Even after the game, my luck still held good. While scrambling to get out of Hampden I was literally pushed into another sailor, a schooldays' buddy whom I hadn't seen for years. He had been at the game with his father, so we all went home together, and to top off the day, my buddy's father paid the bus fare.
Before you get the wrong impression, let me hasten to tell you that I did spend something at the game?sixpence for a program.
Royal Oak, Mich.
Perhaps Budd Schulberg could write an article on the referees.... The Norkus-La Starza fight seemed a "dull draw" to us, but Mr. Davis, the referee, was marvelous. We loved his dainty gesture of wiping his hands off on his shirt after parting the sweaty fighters; his fancy footwork was far better than the flatfoots; and his chatter sounded like the Cleveland infield. Referees must be very interesting people. May we learn more about them?
Thanks for many hours of pleasure with SI.
BARBARA C. SQUIRE
SO MUCH GAME
As a hunter, I greatly enjoyed your picture story of SI's African safari. I myself recently returned from a hunting and movie-making trip to India. You have never seen so much game of all sorts?big, small; duck, partridge, deer?it is sometimes hard to believe one's own eyes (see cut).

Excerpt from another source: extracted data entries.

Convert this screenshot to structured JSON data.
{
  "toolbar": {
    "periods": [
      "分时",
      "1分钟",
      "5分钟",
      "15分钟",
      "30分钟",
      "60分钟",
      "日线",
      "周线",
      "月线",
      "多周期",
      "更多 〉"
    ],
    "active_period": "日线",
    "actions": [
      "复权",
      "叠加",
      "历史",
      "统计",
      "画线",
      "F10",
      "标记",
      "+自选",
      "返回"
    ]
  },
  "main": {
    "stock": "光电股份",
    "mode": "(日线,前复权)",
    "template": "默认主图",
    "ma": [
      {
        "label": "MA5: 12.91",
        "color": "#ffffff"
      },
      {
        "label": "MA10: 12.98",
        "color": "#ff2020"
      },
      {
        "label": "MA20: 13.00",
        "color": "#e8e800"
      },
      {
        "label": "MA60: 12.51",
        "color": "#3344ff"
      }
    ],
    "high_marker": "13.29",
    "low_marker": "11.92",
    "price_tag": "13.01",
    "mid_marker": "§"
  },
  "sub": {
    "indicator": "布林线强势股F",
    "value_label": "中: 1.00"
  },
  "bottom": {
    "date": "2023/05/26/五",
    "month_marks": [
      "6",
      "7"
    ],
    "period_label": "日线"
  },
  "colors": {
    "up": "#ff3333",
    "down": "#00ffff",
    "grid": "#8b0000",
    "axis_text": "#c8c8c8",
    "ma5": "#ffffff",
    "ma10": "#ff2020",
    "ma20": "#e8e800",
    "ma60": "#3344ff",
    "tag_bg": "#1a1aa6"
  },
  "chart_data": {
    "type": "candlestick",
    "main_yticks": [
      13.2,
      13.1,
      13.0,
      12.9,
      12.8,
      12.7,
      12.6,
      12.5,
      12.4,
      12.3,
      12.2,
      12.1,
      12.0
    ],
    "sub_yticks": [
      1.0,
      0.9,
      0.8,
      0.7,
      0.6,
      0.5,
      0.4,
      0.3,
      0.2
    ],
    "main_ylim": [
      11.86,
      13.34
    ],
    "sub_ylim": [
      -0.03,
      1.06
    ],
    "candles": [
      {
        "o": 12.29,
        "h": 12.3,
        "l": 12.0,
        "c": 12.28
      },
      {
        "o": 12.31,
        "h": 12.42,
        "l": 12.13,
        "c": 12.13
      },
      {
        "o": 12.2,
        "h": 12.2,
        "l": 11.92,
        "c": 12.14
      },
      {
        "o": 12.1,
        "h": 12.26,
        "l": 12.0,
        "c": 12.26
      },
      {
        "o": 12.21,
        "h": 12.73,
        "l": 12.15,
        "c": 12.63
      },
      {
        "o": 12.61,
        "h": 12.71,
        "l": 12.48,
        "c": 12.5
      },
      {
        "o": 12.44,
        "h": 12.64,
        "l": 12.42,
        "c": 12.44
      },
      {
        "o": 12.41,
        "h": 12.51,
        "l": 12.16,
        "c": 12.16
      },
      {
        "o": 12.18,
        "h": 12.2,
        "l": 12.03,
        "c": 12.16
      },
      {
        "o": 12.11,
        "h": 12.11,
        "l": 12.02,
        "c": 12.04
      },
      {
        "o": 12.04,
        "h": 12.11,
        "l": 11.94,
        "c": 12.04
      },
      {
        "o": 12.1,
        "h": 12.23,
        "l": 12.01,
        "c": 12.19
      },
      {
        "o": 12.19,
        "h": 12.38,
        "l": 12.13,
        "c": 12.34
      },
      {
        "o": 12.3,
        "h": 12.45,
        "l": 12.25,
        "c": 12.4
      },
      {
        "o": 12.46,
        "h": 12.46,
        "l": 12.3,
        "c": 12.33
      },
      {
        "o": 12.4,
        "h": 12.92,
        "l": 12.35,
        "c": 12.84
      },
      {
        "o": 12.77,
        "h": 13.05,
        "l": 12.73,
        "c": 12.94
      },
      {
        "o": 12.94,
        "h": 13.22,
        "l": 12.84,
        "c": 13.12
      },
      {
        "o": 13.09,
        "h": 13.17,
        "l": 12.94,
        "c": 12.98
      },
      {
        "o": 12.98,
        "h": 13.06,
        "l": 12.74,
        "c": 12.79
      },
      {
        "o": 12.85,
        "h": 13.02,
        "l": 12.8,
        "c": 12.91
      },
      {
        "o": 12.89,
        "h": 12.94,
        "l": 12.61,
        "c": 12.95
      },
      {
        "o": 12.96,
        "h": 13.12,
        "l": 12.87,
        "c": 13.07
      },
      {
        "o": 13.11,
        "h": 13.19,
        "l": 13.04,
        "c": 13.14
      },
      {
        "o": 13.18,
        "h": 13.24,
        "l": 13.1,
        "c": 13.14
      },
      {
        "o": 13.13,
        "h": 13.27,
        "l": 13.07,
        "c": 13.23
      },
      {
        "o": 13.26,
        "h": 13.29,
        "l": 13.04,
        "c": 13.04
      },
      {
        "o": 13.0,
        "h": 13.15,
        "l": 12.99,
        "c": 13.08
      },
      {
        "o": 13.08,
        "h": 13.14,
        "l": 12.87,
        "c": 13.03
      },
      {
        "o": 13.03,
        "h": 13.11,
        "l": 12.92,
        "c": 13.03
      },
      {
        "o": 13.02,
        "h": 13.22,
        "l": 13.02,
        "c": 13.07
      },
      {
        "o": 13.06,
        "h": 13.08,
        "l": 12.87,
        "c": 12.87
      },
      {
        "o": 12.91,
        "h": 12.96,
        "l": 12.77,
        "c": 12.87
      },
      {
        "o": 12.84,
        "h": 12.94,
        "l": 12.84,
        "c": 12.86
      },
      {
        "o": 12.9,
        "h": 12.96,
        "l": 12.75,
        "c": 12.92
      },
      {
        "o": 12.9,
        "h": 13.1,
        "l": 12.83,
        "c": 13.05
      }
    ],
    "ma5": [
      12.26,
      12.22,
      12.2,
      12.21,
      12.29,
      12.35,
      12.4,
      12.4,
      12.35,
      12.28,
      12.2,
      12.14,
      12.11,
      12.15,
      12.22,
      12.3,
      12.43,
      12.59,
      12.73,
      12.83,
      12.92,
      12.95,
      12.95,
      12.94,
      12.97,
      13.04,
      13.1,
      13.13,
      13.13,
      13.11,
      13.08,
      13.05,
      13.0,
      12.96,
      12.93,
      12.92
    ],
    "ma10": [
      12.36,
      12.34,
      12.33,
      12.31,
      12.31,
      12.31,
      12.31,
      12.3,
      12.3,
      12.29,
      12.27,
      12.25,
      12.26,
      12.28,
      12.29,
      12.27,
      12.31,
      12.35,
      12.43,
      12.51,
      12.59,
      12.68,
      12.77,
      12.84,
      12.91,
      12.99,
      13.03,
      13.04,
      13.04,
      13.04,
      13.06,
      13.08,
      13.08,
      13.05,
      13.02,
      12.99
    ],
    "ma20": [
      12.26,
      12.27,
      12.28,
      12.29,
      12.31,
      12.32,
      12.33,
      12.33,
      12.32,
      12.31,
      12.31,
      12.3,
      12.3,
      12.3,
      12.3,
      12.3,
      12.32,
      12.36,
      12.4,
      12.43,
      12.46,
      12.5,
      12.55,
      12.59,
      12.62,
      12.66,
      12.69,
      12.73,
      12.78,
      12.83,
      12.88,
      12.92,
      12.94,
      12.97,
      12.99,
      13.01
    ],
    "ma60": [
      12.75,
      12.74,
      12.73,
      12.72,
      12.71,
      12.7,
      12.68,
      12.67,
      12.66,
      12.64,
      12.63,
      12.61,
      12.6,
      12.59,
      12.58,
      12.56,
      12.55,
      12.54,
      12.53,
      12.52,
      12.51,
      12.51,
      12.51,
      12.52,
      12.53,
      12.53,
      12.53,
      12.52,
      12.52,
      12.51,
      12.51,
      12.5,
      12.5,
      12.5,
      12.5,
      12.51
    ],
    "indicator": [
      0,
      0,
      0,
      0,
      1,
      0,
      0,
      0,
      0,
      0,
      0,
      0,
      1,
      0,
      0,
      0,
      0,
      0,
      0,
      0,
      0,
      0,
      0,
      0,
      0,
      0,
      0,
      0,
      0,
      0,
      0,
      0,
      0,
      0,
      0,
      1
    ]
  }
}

India is a grand country, a great and generous people and a civilization far ahead of ours in many ways. Ten thousand years old and still unchanged.
WILLIAM K. BEAN
DON'T LABEL GRANDFATHER
I should like to comment on the fact that, in SI, Nov. 8, you label my grandfather as a boat thief being guarded by Theodore Roosevelt. The man sitting on the ground at the right and facing the camera is my grandfather, Wilmot Sewell Dow, and the man standing at the left is my great-great-uncle, William Sewell. I assure you that neither of these men were boat thieves, and I submit the following in explanation.
The subject picture was taken after the real thieves, Finnegan and Company, had been turned over to the authorities. For the sake of getting a picture of the experience, Grandfather Dow and Uncle William posed as the boat thieves while Roosevelt guarded them with a rifle. I cannot identify the third man in the center, but I believe that it is of another ranch hand employed at Teddy's Elkhorn Ranch.
I also have a print of this picture. In fact, I have the buckskin suit that Wilmot Dow was wearing in the photograph, together with other mementos handed down to me which came from the Elkhorn Ranch. I am especially proud to have a birthcard written and signed in T.R.'s own handwriting mailed to me in 1912.
Both Sewell and Dow came from Island Falls, Me. and went with Roosevelt to establish the ranch in the Bad Lands of N.D. My father, Wilmot E. Dow, who is now living in Waldoboro, Me., was born at Elkhorn Ranch in 1886. The Indians came from miles around to see the first white baby born in that area. A son, Fred, was also born the same week to the Sewells. He is now living at Island Falls, Me.... A few years ago my father registered for Social Security and listed his birthplace as Bad Lands, N.D. He had some difficulty because the agency insisted on naming the town where he was born. The fact is that the nearest town to Elkhorn Ranch was Medora, 30 miles away. It was finally accepted.